Buying a restaurant is often thought of as a less risky option than starting your own restaurant business from the ground up. However, without proper research, due diligence, and consideration for the essential legal steps and potential liabilities involved, it can be even more risky than starting your own restaurant.
For example, are there existing liabilities, such as unpaid overtime or healthcode violations? Has the previous owner been in compliance with tax law? Is the business adequately insured? What are the terms of the seller’s commercial lease?
These are just a few of the questions that you need to ask as you approach the purchase of a restaurant. The points below comprise a short list of the legal aspects involved in buying an existing restaurant.
Always use a qualified business attorney to help you pursue the purchase of a restaurant. There is a reason, or several reasons, why a restaurant owner chooses to market his or her restaurant for sale. A business attorney will be able to spot potential legal issues involved in the purchase, advise you as to your liabilities upon purchase, and help you structure a suitable business entity, such as an LLC or corporation, for the acquisition.

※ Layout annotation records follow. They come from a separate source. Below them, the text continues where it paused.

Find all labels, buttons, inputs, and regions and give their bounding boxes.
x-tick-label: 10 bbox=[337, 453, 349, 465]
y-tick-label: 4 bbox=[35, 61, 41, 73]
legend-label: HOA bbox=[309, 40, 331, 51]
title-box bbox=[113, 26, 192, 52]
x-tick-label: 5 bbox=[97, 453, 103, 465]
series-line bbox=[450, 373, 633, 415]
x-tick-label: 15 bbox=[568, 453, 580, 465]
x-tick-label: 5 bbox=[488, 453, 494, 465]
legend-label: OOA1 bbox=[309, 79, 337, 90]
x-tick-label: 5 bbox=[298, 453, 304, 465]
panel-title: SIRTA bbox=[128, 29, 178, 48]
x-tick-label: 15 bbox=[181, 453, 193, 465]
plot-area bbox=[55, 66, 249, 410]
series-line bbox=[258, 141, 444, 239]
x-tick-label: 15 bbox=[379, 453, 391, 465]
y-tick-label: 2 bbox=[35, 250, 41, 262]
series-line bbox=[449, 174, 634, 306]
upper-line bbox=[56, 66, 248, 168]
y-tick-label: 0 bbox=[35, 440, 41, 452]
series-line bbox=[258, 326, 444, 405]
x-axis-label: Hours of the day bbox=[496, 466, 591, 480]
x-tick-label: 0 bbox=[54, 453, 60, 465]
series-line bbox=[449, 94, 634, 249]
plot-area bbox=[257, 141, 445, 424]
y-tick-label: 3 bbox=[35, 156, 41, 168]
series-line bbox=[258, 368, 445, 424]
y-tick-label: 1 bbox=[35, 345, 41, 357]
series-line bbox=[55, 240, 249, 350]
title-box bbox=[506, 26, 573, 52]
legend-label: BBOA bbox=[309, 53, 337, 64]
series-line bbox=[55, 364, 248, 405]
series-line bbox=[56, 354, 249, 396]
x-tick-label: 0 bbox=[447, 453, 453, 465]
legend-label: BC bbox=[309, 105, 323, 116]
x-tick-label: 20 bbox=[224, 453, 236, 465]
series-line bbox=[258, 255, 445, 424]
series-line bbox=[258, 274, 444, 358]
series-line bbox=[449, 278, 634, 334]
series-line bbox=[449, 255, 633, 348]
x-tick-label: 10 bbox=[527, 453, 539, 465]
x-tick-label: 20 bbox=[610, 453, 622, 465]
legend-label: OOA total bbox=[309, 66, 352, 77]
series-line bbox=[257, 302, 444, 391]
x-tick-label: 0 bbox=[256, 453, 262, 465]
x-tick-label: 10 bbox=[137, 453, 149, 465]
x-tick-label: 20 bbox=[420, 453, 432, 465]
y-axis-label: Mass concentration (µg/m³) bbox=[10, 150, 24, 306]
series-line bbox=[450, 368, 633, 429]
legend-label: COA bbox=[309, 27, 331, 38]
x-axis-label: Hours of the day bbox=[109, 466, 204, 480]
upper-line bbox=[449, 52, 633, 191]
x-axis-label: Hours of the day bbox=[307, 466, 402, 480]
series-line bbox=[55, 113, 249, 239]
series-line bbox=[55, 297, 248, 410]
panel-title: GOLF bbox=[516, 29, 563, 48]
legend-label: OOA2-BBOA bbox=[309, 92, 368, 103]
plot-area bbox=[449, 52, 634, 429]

Perform your due diligence. Have your attorney help you ascertain whether there are any outstanding or existing liabilities relating to the business, such as unpaid overtime for staff or health code violations. Are workers fully documented? Have detailed employee files been created? Are any employees being misclassified as independent contractors? Have sales taxes been paid? These are all questions you must ask yourself (and your attorney). If there are existing liabilities, one solution may be to purchase only the assets of the restaurant and not the liabilities. In other words, don't buy the business, just buy the assets. For example, using an asset purchase agreement, acquire the location, equipment, name, inventory, and goodwill. Form a business structure, commonly an LLC, to purchase these assets. Employees, in most cases, are terminated at the end of their last day under old ownership and hired by the new LLC the next day. However, if taking this approach, be conscious of non-compete laws in the State of California (discussed below).
Negotiate a non-compete clause if a) you intend to purchase the business (not just the assets); b) the seller is an LLC or corporation; and c) you intend to purchase substantially all of the seller's shares or interests. Otherwise, the non-compete clause will likely be unenforceable under State law. This can be a major issue for new business owners. If the seller has the legal right to open a competing restaurant next-door, this is something that you should be aware of before you purchase.
Obtain approval from the California Alcoholic Beverage Control (ABC). You cannot simply purchase a liquor license. You must first obtain ABC approval for transfer of the license. This is a time-consuming and somewhat complex process. Transfers are closely scrutinized by the ABC and there is often a 55-65-day waiting period. Transfers cannot occur for at least 30 days. It is, however, possible to receive a temporary permit pending final approval of the transfer. ABC approval may be used as a condition in the asset purchase agreement allowing you to "back out" of the deal if approval cannot be obtained.
Use a letter of intent or memorandum of understanding to outline the terms of the transaction. If appropriate or desired, ensure with your attorney that the document is binding pending execution of a complete asset purchase agreement. This will, in effect, preserve your right to purchase the restaurant, even if another buyer makes an offer.
If this much has not been made clear, there are several key legal issues to consider before you purchase a restaurant. Always seek the advice of qualified tax and legal professionals before acquiring any restaurant business.